Pichler Werner J, Yawalkar Nikhil, Britschgi Markus, Depta Jan, Strasser Ingrid, Schmid Simone, Kuechler Petra, Naisbitt Dean
Division of Allergology, Clinic for Rheumatology and Clinical Immunology/Allergology, Inselspital, University of Bern, Bern, Switzerland.
Am J Clin Dermatol. 2002;3(4):229-38. doi: 10.2165/00128071-200203040-00001.
Hypersensitivity reactions to drugs can cause a variety of skin diseases like maculopapular, bullous and pustular eruptions. In recent years increasing evidence indicates the important role of T cells in these drug-induced skin diseases. Analysis of such drug-specific T cell clones has revealed that drugs can be recognized by alpha beta-T cell receptors, not only if bound covalently to peptides, but also if the drug binds in a rather labile way to the presenting major histocompatibility complex (MHC)-peptide. This presentation is sufficient to stimulate T cells. In maculopapular exanthema (MPE), histopathological analysis typically shows a dominant T cell infiltration together with a vacuolar interface dermatitis. Immunohistochemical studies demonstrate the presence of cytotoxic CD4+ and to a lesser degree of CD8+ T cells, which contain perforin and granzyme B. They are close to keratinocytes that show signs of cell destruction. Expression of Fas ligand is barely detectable, suggesting that cytotoxic granule exocytosis may be the dominant pathway leading to keratinocyte cell damage.
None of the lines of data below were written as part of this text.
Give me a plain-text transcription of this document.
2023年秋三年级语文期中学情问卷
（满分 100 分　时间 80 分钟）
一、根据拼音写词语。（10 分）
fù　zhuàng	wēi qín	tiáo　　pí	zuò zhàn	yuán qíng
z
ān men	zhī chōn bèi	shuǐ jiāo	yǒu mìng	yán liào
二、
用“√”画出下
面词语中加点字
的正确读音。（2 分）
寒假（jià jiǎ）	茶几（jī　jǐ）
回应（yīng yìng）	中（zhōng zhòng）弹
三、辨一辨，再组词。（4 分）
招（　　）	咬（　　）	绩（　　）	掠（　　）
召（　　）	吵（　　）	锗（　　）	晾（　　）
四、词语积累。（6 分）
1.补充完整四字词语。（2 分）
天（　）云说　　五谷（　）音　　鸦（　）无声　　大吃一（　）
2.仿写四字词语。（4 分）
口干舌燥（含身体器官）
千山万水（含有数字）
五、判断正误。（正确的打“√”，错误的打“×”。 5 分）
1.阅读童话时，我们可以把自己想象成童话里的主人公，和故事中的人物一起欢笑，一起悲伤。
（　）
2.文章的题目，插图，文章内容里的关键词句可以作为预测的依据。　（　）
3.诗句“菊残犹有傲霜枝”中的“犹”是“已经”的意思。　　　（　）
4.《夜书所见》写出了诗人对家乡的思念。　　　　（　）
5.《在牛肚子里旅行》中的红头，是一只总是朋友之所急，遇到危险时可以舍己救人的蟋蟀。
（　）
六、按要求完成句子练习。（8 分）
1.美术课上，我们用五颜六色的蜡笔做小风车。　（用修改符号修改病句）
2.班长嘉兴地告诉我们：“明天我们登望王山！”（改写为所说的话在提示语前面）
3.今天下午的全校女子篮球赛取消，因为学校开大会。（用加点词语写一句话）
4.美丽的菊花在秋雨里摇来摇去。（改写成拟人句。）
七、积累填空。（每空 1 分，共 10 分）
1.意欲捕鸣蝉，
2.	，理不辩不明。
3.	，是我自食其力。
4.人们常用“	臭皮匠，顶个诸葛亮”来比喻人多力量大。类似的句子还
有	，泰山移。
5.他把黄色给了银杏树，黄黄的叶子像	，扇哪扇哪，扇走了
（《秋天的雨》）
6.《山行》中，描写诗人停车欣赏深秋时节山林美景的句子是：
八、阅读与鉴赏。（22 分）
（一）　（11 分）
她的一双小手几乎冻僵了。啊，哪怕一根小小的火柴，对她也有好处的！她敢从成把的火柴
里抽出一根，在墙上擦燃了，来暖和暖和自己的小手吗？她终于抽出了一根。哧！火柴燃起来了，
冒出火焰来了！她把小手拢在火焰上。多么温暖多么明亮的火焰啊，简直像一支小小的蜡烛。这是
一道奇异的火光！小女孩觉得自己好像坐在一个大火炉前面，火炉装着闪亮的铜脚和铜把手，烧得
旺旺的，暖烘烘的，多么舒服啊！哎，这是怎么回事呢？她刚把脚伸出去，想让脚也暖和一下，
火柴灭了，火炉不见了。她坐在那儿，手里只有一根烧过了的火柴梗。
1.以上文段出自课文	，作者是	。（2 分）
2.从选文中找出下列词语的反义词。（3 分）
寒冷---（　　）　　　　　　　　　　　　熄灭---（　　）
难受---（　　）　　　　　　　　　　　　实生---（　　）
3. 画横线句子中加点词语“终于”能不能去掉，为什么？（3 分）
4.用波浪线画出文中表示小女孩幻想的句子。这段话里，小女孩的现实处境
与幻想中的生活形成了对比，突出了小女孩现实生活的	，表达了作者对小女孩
While in MPE, the killing of cells seems to be predominantly mediated by CD4+ T cells, patients with bullous skin disease show a strong CD8+ T cell migration to the epidermis. This is probably due to a preferential presentation of the drug by MHC class I molecules, and a more extensive killing of cells that present drugs on MHC class I molecules. This might lead to bullous skin diseases. In addition to the presence of cytotoxic T cells, drug-specific T cells also orchestrate the inflammatory skin reaction through the release and induction of various cytokines [i.e. interleukin (IL)-5, IL-6, tumor necrosis factor-alpha and interferon-gamma] and chemokines (RANTES, eotaxin or IL-8). The increased expression of these mediators seems to contribute to the generation of tissue and blood eosinophilia, a hallmark of many drug-induced allergic reactions. However, in acute generalized exanthematous pustulosis (a peculiar form of drug allergy), neutrophils represent the predominant cell type within pustules, probably due to their recruitment by IL-8 secreting drug specific T cells and keratinocytes.
药物超敏反应可引发多种皮肤疾病,如斑丘疹、大疱性和脓疱性皮疹。近年来,越来越多的证据表明T细胞在这些药物性皮肤病中发挥着重要作用。对这类药物特异性T细胞克隆的分析显示,药物不仅可以被αβ-T细胞受体识别,当它与肽共价结合时如此,而且当药物以相当不稳定的方式与呈递的主要组织相容性复合体(MHC)-肽结合时也能被识别。这种呈递足以刺激T细胞。在斑丘疹性皮疹(MPE)中,组织病理学分析通常显示以T细胞浸润为主,同时伴有空泡状界面性皮炎。免疫组织化学研究表明存在细胞毒性CD4+ T细胞,以及程度较轻的CD8+ T细胞,它们含有穿孔素和颗粒酶B。它们靠近显示细胞破坏迹象的角质形成细胞。几乎检测不到Fas配体的表达,这表明细胞毒性颗粒胞吐作用可能是导致角质形成细胞损伤的主要途径。在MPE中,细胞杀伤似乎主要由CD4+ T细胞介导,而大疱性皮肤病患者表现出强烈的CD8+ T细胞向表皮迁移。这可能是由于MHC I类分子对药物的优先呈递,以及对在MHC I类分子上呈递药物的细胞更广泛的杀伤。这可能导致大疱性皮肤病。除了存在细胞毒性T细胞外,药物特异性T细胞还通过释放和诱导各种细胞因子[即白细胞介素(IL)-5、IL-6、肿瘤坏死因子-α和干扰素-γ]和趋化因子(RANTES、嗜酸性粒细胞趋化因子或IL-8)来协调炎症性皮肤反应。这些介质表达的增加似乎有助于组织和血液嗜酸性粒细胞增多的产生,这是许多药物性过敏反应的一个标志。然而,在急性泛发性脓疱病(一种特殊形式的药物过敏)中,中性粒细胞是脓疱内的主要细胞类型,这可能是由于它们被分泌IL-8的药物特异性T细胞和角质形成细胞募集所致。